I’m a fan of books about schools of magic, and Naomi Novik’s recent take on that mode is unputdownable and funny. I was a notch less enthralled by the second book in the series, The Last Graduate, than Deadly Education, but they’re both terrific. I just caught up with Emily Tesh’s Greenhallow duology—great storytelling that also reads the Green Man legend as queer. And you shouldn’t miss the feminist sword and sorcery of Nancy Jane Moore’s For the Good of the Realm. For short stories, I recommend Anjali Sachdeva’s All the Names They Used for God, and for a wonderfully strange intergenre creation, Brittany Hailer’s speculative memoir The Animals We’ll Surely Become.
Some wonderful poetry books I encountered this year are Eric Tran’s The Gutter Spread Guide to Prayer; Diane Seuss’s frank: sonnets; Monica Youn’s Blackacre; Sally Rosen Kindred’s Where the Wolf; Julie Marie Wade’s Skirted; Paula Meehan’s Geomantic; Bill Manhire’s Wow; Ashley M. Jones’s Reparations Now!; and Dana Levin’s Banana Palace. The volumes by Kindred, Meehan, and Levin are speculative as well as beautiful.

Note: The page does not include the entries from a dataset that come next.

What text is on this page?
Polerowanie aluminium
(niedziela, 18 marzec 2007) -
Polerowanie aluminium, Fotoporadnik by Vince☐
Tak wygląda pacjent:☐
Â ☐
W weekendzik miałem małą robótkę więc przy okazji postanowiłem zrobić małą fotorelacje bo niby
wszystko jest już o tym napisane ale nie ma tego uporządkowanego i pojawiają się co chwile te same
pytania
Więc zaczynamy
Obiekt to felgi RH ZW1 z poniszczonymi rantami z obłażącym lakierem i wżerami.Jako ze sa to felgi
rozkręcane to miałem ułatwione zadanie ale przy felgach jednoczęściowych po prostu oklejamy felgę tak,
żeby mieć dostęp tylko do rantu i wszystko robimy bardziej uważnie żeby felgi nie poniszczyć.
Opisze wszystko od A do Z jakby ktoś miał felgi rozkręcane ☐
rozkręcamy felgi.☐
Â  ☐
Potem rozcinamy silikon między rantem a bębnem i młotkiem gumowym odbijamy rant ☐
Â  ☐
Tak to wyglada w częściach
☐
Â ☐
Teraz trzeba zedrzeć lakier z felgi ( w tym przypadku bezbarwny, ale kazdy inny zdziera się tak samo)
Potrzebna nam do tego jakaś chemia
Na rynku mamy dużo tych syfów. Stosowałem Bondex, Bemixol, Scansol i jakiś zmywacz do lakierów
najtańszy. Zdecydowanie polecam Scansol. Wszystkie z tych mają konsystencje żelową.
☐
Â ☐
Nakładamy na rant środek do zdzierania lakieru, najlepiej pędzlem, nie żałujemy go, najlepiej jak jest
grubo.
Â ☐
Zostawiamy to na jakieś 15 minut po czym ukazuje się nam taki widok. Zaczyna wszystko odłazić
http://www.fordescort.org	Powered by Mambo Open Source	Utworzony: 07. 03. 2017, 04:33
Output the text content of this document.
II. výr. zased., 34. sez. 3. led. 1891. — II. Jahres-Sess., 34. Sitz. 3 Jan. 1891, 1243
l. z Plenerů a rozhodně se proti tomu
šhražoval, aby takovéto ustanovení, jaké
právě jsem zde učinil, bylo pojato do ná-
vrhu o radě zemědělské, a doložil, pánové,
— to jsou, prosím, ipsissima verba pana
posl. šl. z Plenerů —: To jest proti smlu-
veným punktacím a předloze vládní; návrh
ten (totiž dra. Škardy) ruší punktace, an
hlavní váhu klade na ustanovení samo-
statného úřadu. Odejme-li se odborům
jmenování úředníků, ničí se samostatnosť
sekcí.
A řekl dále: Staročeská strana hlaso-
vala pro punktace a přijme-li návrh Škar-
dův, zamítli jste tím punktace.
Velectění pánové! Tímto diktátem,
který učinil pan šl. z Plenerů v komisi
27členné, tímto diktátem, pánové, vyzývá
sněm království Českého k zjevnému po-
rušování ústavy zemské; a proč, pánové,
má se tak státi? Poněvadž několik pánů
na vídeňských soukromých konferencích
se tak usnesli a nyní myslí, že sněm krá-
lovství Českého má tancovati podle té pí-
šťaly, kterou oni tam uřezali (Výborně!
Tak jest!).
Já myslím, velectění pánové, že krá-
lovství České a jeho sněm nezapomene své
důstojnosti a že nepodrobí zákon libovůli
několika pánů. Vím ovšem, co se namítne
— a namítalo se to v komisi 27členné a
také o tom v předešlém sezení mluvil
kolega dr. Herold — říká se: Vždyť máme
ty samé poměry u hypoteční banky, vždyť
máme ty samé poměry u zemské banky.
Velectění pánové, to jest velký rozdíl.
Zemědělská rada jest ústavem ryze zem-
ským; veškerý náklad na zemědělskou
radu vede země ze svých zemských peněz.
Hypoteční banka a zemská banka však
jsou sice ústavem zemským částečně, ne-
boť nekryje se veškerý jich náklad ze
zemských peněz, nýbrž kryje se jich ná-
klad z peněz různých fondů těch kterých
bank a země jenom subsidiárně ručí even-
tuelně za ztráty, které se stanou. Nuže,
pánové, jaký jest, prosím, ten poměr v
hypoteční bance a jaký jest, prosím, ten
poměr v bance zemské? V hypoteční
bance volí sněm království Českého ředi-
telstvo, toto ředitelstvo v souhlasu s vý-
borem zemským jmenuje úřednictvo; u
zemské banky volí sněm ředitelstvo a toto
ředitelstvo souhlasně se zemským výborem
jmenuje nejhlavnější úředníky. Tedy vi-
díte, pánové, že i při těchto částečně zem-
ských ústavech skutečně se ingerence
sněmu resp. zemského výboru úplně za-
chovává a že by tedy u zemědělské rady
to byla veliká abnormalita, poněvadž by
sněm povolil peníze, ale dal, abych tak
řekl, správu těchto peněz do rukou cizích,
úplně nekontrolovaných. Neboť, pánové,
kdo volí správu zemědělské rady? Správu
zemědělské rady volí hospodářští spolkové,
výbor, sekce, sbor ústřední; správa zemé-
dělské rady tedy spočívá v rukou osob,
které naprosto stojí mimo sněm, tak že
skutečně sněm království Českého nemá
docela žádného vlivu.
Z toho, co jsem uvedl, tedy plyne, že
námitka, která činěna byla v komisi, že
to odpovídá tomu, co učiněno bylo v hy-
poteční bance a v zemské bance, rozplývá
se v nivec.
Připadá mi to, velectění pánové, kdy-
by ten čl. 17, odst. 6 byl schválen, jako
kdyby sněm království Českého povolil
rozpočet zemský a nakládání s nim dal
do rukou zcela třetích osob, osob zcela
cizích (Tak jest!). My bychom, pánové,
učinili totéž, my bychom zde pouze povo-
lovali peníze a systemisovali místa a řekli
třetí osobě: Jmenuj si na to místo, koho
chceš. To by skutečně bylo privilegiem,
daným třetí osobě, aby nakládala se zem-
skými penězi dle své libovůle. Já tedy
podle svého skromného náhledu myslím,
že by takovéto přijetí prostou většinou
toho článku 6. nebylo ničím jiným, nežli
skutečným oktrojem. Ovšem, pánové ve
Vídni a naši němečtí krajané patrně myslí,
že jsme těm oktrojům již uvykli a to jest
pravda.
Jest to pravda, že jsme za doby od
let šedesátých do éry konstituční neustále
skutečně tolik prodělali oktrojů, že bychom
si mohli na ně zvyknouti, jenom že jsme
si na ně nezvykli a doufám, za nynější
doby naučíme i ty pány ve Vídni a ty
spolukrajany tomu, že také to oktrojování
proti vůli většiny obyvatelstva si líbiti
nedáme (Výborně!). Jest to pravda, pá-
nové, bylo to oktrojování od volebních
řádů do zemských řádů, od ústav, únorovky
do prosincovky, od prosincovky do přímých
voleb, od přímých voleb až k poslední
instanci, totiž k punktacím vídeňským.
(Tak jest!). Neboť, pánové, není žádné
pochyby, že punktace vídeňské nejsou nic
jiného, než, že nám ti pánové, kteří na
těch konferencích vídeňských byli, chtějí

In any year, my reading includes undergraduate writing for my day job; journalism as a citizen; too much social media; and thousands of poems submitted to Shenandoah, of which I am poetry editor. The new issue contains verses I’d call spells or prayers, but there’s an even denser concentration of weirdness in Spring 2021. It contains a themed portfolio plus a short essay by me about how poetry can constitute “uncanny activism.”
Unbecoming, which Aqueduct published in 2020, is Lesley Wheeler’s debut novel. Her novella in verse, in the 2012 collection The Receptionist and Other Tales, was short-listed for the James Tiptree Jr. Award. Wheeler is also the author of four other poetry books, most recently The State She’s In from Tinderbox Editions. Her poems, essays, and reviews appear in Poetry, Lady Churchill’s Rosebud Wristlet, Strange Horizons, Ecotone, Cascadia Subduction Zone, and elsewhere. Winner of grants from Fulbright and The National Endowment for the Humanities, Wheeler is Poetry Editor of Shenandoah. She teaches poetry, sf, and creative writing at a liberal arts college in Virginia.